Not that I needed to go looking for snakes. The cottages on the beach are still where they were. The hotel is lovely. (I shot many segments for Custom Made at Fish Cove: the magician, the Tanjore painting, the Monicatini, the glass sculptor, the yoga on the beach etc. So you may have some idea of how beautiful it is). And under chef Samir, the food is terrific – though this time, I stopped at a mere dozen oysters!
If Fisherman’s Cove is one of the oldest hotels in the Taj group (one of the first four, I reckon), then the Vivanta at Bekal is the single newest hotel. It opened a couple of weeks ago with a celebratory party, a juggling bartender and dances by Astad Deboo.
Bekal is set to become the newest holiday destination in South India. It is in Kerala near the border with Karnataka (I drove in from Mangalore airport), already boasts of a Lalit Hotel and is unusually beautiful.

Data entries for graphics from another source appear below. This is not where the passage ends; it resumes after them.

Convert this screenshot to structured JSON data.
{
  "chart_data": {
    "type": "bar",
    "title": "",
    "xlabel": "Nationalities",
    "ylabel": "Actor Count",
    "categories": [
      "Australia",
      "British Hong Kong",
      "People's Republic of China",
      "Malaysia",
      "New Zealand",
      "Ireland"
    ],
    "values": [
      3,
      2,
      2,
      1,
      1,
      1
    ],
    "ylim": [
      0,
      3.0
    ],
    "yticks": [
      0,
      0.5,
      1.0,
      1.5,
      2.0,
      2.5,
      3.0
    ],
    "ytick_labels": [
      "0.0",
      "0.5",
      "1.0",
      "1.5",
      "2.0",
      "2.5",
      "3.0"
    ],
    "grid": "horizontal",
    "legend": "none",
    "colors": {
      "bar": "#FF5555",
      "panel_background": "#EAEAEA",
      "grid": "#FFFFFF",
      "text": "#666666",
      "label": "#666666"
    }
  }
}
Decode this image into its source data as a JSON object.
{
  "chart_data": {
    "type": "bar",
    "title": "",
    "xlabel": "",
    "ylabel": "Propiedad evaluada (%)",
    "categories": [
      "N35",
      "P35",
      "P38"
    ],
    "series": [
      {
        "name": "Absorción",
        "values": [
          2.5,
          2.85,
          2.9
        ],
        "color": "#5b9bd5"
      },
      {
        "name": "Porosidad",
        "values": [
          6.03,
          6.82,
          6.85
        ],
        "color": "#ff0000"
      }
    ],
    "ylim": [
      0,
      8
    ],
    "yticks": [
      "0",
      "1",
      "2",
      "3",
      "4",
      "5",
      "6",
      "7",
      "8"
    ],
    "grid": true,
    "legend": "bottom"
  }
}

The Taj property is grouped under the Vivanta brand which is headed by Veer Vijay Singh, an old school friend of mine and one of the Taj’s two most senior managers. Vivanta hotels differ from Taj luxury hotels – in theory – by being hipper, younger and less formal but the distinction can be hard to grasp, as is usually the case when a new brand architecture is imposed on an old chain.
The Bekal property could well be a luxury hotel judging by the way it is built: just 75 cottages on 25 acres, or three guests per acre, which is an astonishing ratio for any resort hotel anywhere in the world. Many of the cottages overlook the Kerala backwaters and there is also a sea-beach at the other end of the hotel.
The natural beauty aside, the hotel’s two strongest features are the food and the spa. That the food should be good is no
surprise given that the Vivanta hotels are part of Ananda Solomon’s brief. But Bekal is special because Ananda’s family is from the region and he understands the cuisine better than most other chefs. The day after the party, Ananda and Valentine, the resort’s executive chef, served up an amazing Moplah breakfast, using recipes gathered from Kerala’s Muslim community.
The spa marks Taj’s attempt to challenge the hegemony of ITC’s Kaya Kalp spas in this category. The Jiva spa at Bekal is huge (1,65,000 square feet, making it the biggest spa in India) and offers complete wellness packages including havens for spiritual healing. The Taj is clearly hoping that guests will come for week-long spa packages and Ananda has even created special spa food to suit the Jiva philosophy.
Apart from the problem of access (Bekal is a two-hour drive from Mangalore airport), there’s no reason why the hotel – designed by an architect who understands Balinese styles – shouldn’t be a huge success. It is proof that the same group can run two outstanding resorts successfully, even if one opened in 1975 and the other in 2012.
And anyway, it’s always great to be in South India.